第68章 際会
翌々日、オレたちは笠松センパイの大学の正門前で2人、佇んでいた。
門から見える校内は緑に溢れていて、並木道を歩く学生達もどこか穏やかな顔だ。
相変わらずうだるような暑さは続いているが、一面の緑はそんなイライラも和らいでくれるような力があった。
……セミがちょっと、ウルサいけど。
大学自体に来るのは初めてではない……中学の時、近所にある大学の学祭に行ったくらいか。
昨日ネットで調べたら、この学校はインカレ(インターカレッジ…全日本学生バスケットボール選手権大会のこと)でも近年ずっと上位をキープしているところだ。
相当レベルが高いんだろう。
「私、大学って初めて。なんか、緊張する」
「オレもこうやって来るのは初めてっスね」
みわはシンプルなTシャツにパンツルックだ。
……みわって、身体は凄く細いのにお尻はちゃんと膨らみがあって、パンツを履くとラインがめちゃめちゃエロいんスよね。
…………正直言うとこういう男が多いところでそういうカッコをして欲しくないのだが、本人はスカートを履きたくないと言っているので仕方ない。
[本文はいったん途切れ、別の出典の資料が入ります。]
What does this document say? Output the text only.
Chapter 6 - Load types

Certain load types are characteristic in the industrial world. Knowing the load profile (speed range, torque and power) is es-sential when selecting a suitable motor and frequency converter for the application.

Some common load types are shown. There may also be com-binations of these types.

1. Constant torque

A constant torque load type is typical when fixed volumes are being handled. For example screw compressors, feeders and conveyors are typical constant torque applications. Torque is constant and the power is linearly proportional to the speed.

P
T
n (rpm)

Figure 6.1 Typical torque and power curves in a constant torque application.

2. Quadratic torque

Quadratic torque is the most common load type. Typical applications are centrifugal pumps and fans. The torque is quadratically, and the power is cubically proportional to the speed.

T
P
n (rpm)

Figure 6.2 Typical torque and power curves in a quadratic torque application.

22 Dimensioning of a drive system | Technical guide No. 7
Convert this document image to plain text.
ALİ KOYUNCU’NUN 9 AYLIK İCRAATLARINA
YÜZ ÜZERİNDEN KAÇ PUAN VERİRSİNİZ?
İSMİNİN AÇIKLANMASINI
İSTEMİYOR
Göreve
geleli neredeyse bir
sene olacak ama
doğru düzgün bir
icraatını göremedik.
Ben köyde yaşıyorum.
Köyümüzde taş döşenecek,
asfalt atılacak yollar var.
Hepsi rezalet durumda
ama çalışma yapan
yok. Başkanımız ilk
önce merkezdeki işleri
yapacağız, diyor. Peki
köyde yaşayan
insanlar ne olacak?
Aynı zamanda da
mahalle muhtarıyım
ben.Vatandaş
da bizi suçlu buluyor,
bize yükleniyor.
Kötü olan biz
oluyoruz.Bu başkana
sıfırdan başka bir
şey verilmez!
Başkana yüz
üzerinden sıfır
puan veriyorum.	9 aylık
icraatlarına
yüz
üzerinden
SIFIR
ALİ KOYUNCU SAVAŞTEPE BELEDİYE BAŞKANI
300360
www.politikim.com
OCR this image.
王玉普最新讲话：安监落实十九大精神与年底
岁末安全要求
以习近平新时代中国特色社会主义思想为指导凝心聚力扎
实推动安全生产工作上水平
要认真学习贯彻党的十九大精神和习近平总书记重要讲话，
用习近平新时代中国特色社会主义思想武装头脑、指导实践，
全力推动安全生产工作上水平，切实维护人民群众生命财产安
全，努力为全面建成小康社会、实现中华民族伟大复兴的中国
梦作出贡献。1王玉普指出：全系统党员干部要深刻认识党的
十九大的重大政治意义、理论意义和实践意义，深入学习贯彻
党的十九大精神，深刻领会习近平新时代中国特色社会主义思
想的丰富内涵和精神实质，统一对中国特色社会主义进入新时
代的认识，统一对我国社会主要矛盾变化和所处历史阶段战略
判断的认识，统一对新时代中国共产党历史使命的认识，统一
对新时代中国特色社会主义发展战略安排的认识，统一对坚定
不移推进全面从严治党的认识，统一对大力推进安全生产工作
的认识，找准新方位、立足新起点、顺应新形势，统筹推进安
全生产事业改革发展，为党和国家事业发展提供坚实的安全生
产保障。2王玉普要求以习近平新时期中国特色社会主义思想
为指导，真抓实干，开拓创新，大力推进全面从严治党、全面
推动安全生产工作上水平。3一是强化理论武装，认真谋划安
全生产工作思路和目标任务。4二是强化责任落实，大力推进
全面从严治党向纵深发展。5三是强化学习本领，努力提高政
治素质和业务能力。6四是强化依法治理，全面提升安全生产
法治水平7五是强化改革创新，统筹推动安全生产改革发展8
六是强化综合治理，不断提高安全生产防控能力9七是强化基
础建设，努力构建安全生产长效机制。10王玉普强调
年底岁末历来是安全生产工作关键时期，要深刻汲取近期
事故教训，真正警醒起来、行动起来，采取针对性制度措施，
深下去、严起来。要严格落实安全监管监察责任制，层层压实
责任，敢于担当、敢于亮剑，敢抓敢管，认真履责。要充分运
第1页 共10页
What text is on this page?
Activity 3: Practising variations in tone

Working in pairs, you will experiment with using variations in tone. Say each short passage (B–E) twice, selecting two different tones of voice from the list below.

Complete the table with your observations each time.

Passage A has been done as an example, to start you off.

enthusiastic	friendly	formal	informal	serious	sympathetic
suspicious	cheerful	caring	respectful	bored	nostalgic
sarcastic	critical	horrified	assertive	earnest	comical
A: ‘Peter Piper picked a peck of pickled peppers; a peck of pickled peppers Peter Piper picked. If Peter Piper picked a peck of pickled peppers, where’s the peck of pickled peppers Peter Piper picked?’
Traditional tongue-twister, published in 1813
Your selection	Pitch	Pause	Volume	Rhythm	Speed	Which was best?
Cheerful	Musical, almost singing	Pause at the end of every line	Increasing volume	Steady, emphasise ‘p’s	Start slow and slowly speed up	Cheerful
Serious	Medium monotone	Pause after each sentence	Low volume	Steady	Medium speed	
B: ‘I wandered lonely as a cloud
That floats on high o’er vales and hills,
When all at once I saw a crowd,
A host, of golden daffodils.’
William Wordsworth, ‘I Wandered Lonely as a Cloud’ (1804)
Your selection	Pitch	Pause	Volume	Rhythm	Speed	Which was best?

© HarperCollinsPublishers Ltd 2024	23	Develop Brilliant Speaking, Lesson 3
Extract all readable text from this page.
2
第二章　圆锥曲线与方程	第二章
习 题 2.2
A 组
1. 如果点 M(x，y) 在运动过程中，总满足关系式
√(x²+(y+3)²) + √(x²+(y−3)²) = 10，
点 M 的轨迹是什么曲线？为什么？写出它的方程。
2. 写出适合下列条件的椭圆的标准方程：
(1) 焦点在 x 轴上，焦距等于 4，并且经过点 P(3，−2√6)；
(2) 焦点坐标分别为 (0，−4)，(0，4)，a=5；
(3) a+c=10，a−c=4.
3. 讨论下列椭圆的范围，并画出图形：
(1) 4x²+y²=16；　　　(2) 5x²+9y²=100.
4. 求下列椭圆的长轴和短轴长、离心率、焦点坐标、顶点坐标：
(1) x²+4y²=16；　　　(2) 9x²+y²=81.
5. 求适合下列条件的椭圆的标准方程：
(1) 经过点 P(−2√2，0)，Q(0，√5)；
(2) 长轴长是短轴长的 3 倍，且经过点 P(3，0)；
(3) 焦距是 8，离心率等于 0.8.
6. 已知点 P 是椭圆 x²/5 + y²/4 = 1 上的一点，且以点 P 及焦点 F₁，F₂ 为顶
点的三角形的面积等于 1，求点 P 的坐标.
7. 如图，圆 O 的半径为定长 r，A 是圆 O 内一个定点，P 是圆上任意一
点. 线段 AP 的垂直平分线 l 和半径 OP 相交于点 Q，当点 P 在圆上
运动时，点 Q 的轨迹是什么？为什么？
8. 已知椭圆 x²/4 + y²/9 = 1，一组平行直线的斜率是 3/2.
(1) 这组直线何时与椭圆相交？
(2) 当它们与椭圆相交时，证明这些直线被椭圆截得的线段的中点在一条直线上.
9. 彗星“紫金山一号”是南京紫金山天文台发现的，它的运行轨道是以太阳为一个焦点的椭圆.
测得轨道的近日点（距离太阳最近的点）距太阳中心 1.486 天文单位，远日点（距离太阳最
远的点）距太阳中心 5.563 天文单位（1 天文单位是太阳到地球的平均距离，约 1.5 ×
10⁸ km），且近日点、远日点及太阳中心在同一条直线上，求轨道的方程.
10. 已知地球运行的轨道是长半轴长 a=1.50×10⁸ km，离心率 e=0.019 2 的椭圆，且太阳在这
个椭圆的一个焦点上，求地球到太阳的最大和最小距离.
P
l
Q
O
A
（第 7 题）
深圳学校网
今度、身体のラインが出ないパンツを買ってあげようかな。
「黄瀬、神崎、お待たせ」
想像しているよりもずっと柔らかい口調に驚いて振り向くと、そこには小堀センパイが立っていた。
「あ、コンチハ小堀センパイ」
「IH終わって、調子悪いとことかないか?」
「ハイ、怪我もないしバッチリっス」
「今俺は休憩時間なんだ。このまま体育館に向かうけどいいかな」
「ウス」
正門を抜けていくと、様々な建物を抜けて、一際大きな体育館が目についた。
「あそこだよ、総合体育館」
「でか……」
海常もバスケットボール専用体育館があるくらいだから、他の高校よりもずっと設備が整っているとは思うが、大学はその比じゃない。
逸る気持ちを抑えながら、中へ入った。